Polyptych is a general term for a multi-part composition. You might be more familiar with the terms diptych and triptych, which denote two and three part works respectively. Polyptych is mostly used to refer to works with four or more parts because these more specific words exist. Although I have heard the word triptych applied to musical compositions, most polyptychs are paintings consisting of several different panels that are connected together. In fact, the word polyptych comes from the Greek for "many folds". A quick Google search turns up a few polyptychs, all of which are religious paintings from the 15th or 16th century. So it would seem that a polyptych is a forgotten type of art. Heck, not even Webster1913 seems to have heard of it.

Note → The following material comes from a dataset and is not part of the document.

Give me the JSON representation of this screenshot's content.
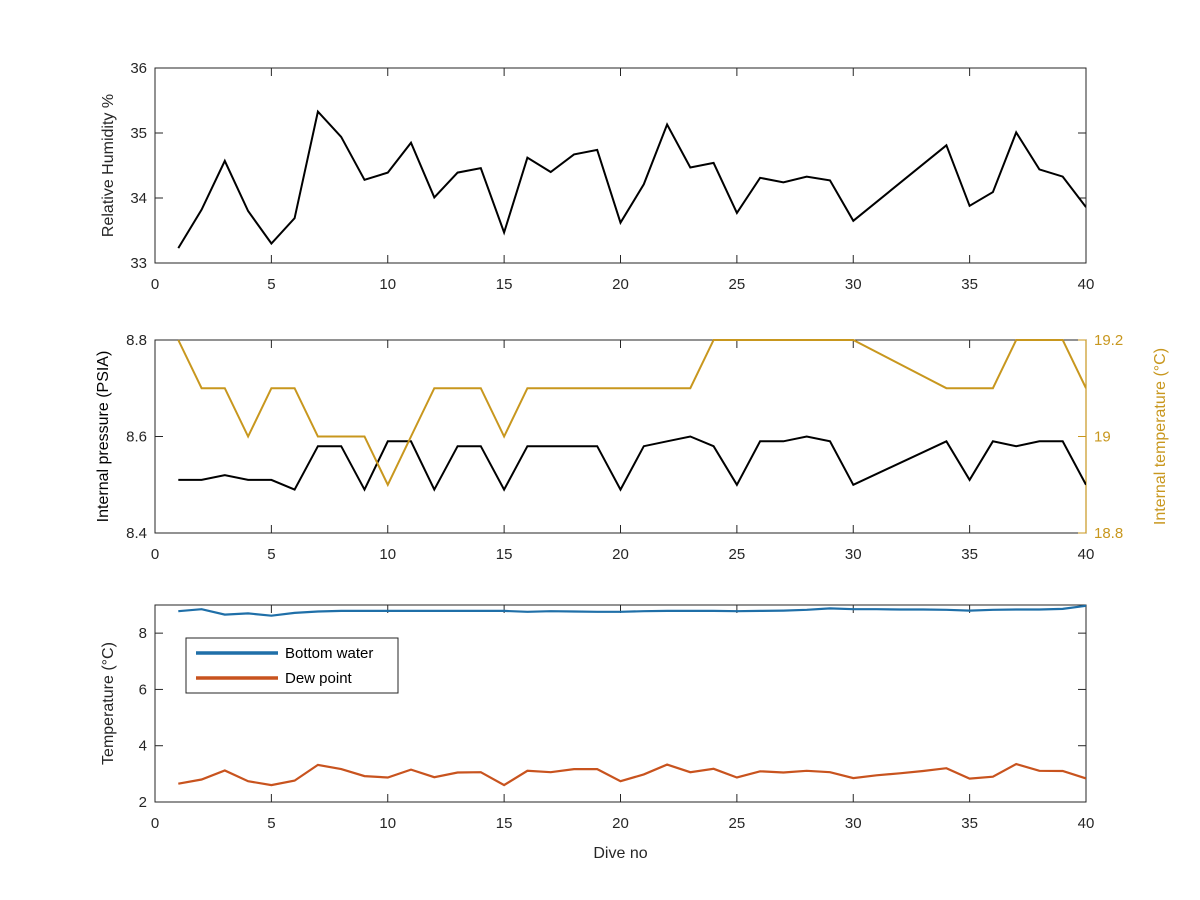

However, this modern age has brought us a new application for this word: comics. Scott McCloud coined this use of the term in Understanding Comics. In comics, a polyptych is where a continuous background is broken into several panels by inserting gutters. The artist can then show a character's progress across the background by showing the character in each panel. By manipulating the size or content of the individual panels, the artist shows how long this journey took. For example, if it is dawn in the leftmost panel and dusk in the rightmost panel, then the reader knows that the journey across the background took a whole day. It's a simple device, and as a result is one of the most intuitive things in comics to read. This makes it an important part of any comics artist's storytelling arsenal.